Hierachy 2: Basic Holonic Theory

The last post introduced the idea of natural or healthy hierarchy. Let us look again at the developmental sequence:

particles, atoms, molecules, cells, organisms

We can see that every entity at each level has simultaneously two characteristics. It is both a coherent whole in its own right and a part of entities higher up the scale. It is a whole/part. These whole/parts are called Holons (a term coined by Arthur Koestler) and natural hierarchies that have a holonic nature are termed Holarchies. (unfortunately this terminology is not commonly used and its use in general discourse is limited, which is a shame as it clearly distinguishes natural hierarchies from unhealthy hierarchies).

Furthermore we can see that as wholes all holons have rights. and as parts all holons have responsibilities. (maybe you can start to get an inkling of the usefulness of this framework!)

We can also note that the more junior a level is in a holarchy; the more fundamental it is. The more senior a level is; the more significant it is.

We can always do a quick test if we are not sure which level is more senior. If we destroy all holons on one level level all senior level holons disappear and all junior level holons remain. For example if we destroy all cells in the universe, all organisms disappear but all particles, atoms and molecules remain.

As holarchies evolve the number of holons at the more senior levels reduces. As depth increases, span decreases. There will always be more atoms in the universe than cells.

When I first came across the idea of holarchies it transformed the way I thought of development. I came to see that all normal development, evolution, growth and maturation is best understood within this framework. From individual personal maturation to large scale socio-cultural development. That is not to say that everything can be understood holarchically. There are vast realms of life that are not arranged holarchically. In human life at any level there are rainbows of diversity of equally depthed holons where any attempt to force a ranking is deeply suspicious (technically, equally depthed holons relate heterachically – ie: without ranking distinctions). In any discourse and analysis keeping all rankings strictly limited to those aspects that are related holarchically is of critical importance.

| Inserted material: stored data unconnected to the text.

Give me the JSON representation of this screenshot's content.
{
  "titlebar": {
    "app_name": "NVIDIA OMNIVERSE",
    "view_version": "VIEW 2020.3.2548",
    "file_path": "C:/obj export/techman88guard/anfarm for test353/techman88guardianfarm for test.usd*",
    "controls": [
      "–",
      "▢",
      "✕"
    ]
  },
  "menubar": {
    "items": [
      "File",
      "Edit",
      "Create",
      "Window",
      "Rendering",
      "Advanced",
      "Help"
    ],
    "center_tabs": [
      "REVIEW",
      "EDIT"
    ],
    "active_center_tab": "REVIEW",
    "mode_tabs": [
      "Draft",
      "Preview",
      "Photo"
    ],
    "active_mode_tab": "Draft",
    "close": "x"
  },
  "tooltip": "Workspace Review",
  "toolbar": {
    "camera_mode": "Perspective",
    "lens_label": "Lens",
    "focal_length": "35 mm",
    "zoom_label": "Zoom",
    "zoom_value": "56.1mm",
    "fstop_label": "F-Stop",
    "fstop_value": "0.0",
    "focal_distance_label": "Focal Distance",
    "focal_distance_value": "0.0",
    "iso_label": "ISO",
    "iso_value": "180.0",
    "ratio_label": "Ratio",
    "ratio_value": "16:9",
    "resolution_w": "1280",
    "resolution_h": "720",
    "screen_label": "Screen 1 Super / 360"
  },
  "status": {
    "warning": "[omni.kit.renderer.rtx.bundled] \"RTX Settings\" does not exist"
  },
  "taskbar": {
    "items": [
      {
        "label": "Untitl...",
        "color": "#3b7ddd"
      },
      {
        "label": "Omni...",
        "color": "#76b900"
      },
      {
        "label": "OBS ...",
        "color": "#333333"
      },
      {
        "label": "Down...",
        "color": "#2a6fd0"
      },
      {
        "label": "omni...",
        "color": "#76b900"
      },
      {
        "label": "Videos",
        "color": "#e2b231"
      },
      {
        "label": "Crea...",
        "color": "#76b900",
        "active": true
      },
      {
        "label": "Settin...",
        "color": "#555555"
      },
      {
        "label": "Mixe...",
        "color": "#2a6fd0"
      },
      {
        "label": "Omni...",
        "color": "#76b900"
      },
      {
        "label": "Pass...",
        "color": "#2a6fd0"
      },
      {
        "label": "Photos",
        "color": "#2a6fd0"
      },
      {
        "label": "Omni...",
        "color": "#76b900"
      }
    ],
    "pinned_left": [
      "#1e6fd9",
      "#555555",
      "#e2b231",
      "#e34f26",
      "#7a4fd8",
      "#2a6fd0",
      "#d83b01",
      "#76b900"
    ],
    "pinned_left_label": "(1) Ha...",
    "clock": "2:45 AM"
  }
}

Of course development does not always proceed healthily. Senior levels in a holarchy can, instead of transcending and including junior levels in a compassionate embrace, dissociate and repress them. We humans seem particularly prone to this pathology in our psychological development. We split off, deny, suppress and generally treat pretty badly fundamental parts of ourselves which results in myriad forms of psychological and social problems for ourselves and others. Trying to untangle these types of  issues as they present themselves in modern life will be a major aim of this Blog.

For further reading on Holonic theory try the following:

Sex, Ecology, Spirituality  by Ken Wilber, especially the ‘twenty tenets’

A Guide for the Perplexed by EF Schumacher

2 thoughts on “Hierachy 2: Basic Holonic Theory”

  1. I’m a bit nervous about making the first comment on your blog – also my first engagement with any blog! Still, let’s give it a try.
    I have been pondering the topics in your blog for some time now and reading your initial blogs it reinforces my realisation that much of my struggling with these ideas has been fuelled by a problem with semantics. Not surprisingly many words in the English language have very varied associations and understanding to different people – none, probably more contentious than the seemingly straightforward word ‘hierarchy’. My background and intellectual development have led me to have a great suspicion of this concept associating it negatively with, oppression, superiority, elitism etc, etc….This, I am sure, has hampered me in fully engaging with and understanding the topics you are introducing. It shows how essential it is for all participants involved in exploring ideas and concepts that they make sure that the words they use are elucidating discussions not fogging and muddling them.
    Having recognised my unwitting bias I do now feel excited by these ideas and concepts and want to explore them further both in discussion and study. Natural hierarchy as an embracing and respectful enhancing of a progression of ‘whole/parts’ is a logical and appealing concept, though the capacity for both individual and groups of humans to so easily distort and abuse this is depressing. I can understand the hierarchical nature of human evolvement and development, but do not fully understand how this applies to individual human development. Are we as humans all at the same level within an embracing hierarchy or do we each have our own hierarchy of development? I’m getting muddled – look forward to more reading and more discussion!

  2. Thankyou so much for your thoughtful comment, I am so pleased that some of the ideas that I am introducing are challenging some of your previously held assumptions. I think that the bare theory of natural hierarchy/holarchy is pretty dry and as this Blog progresses some of the issues you raise will become clear. The application of these ideas to human development, both individual psychological growth from infancy to maturity, and broader socio-cultural evolution, is really where the fun is at! Hope you hang around to help me articulate it as best I can.